Il termine è ordinatorio, in quanto non è stabilito a pena di decadenza, non comportando la nullità o
inutilizzabilità della perizia.
Il termine assegnato per l’espletazione della perizia cessa solo con l’esposizione della perizia.
Nell'espletamento dell’incarico il perito può essere autorizzato a prendere visione degli atti, dei documenti
e delle cose prodotte dalle parti, con acquisizione al fascicolo per il dibattimento.
Lo stesso perito può esser autorizzato ad assistere all’esame delle parti e all’assunzione di prove nonché a
servirsi di ausiliari di sua fiducia per lo svolgimento di attività materiali non implicanti apprezzamenti e
valutazioni (art.228 c.p.p.). Va anche ricordato come quando nel corso delle operazioni intervengano
questioni relative ai poteri del perito e ai limiti dell’incarico, la decisione è rimessa al giudice, senza che ciò
comporti la sospensione delle operazioni stesse (art. 228, comma 4 c.p.p.).

CONSULENZA TECNICA
Il tema coincide in parte con quello della perizia.
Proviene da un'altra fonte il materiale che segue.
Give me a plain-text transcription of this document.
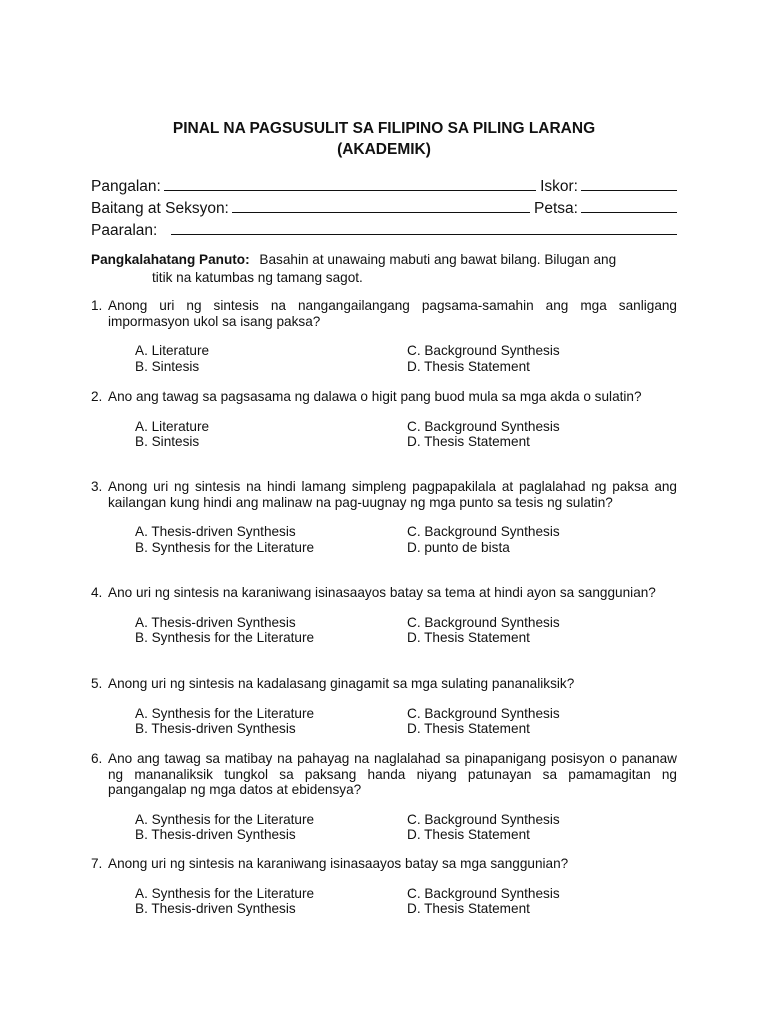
PINAL NA PAGSUSULIT SA FILIPINO SA PILING LARANG
(AKADEMIK)
Pangalan:	Iskor:
Baitang at Seksyon:	Petsa:
Paaralan:
Pangkalahatang Panuto: Basahin at unawaing mabuti ang bawat bilang. Bilugan ang
titik na katumbas ng tamang sagot.
1. Anong uri ng sintesis na nangangailangang pagsama-samahin ang mga sanligang impormasyon ukol sa isang paksa?
A. Literature	C. Background Synthesis
B. Sintesis	D. Thesis Statement
2. Ano ang tawag sa pagsasama ng dalawa o higit pang buod mula sa mga akda o sulatin?
A. Literature	C. Background Synthesis
B. Sintesis	D. Thesis Statement
3. Anong uri ng sintesis na hindi lamang simpleng pagpapakilala at paglalahad ng paksa ang kailangan kung hindi ang malinaw na pag-uugnay ng mga punto sa tesis ng sulatin?
A. Thesis-driven Synthesis	C. Background Synthesis
B. Synthesis for the Literature	D. punto de bista
4. Ano uri ng sintesis na karaniwang isinasaayos batay sa tema at hindi ayon sa sanggunian?
A. Thesis-driven Synthesis	C. Background Synthesis
B. Synthesis for the Literature	D. Thesis Statement
5. Anong uri ng sintesis na kadalasang ginagamit sa mga sulating pananaliksik?
A. Synthesis for the Literature	C. Background Synthesis
B. Thesis-driven Synthesis	D. Thesis Statement
6. Ano ang tawag sa matibay na pahayag na naglalahad sa pinapanigang posisyon o pananaw ng mananaliksik tungkol sa paksang handa niyang patunayan sa pamamagitan ng pangangalap ng mga datos at ebidensya?
A. Synthesis for the Literature	C. Background Synthesis
B. Thesis-driven Synthesis	D. Thesis Statement
7. Anong uri ng sintesis na karaniwang isinasaayos batay sa mga sanggunian?
A. Synthesis for the Literature	C. Background Synthesis
B. Thesis-driven Synthesis	D. Thesis Statement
La consulenza tecnica sia del P.M, quanto il pubblico ministero, quando procede ad accertamenti, rilievi
segnaletici, descrittivi o fotografici e ad ogni altra operazione tecnica per cui sono necessarie specifiche
competenze, può nominare e avvalersi di consulenti, che non possono rifiutare la loro opera (art. 359
c.p.p.). (considerazioni fatti sul perito).
Analogamente a quanto il giudice può disporre per il perito “il consulente può esser autorizzato dal
pubblico ministero ad assistere ai singoli atti d’indagine” (art. 359, comma 2 c.p.p.).
Su questo versante possiamo dire che le attività che possono essere delegate al consulente sono dunque
essenzialmente due: RILIEVI e ACCERTAMENTI.
Che differenza c’è? Con il termine RILIEVI si vuole indicare l’attività di mera osservazione, ricerca ed
acquisizione dei dati relativi al reato o alla sua prova, quindi un’attività meramente passiva salvo la ricerca
che consiste nell’acquisizione.
Diversamente sono ACCERTAMENTI le attività di rielaborazione critica dei dati acquisiti in sede di rilievi. (la
prima consente in un’apprensione e la seconda elaborazione tecnica del dato).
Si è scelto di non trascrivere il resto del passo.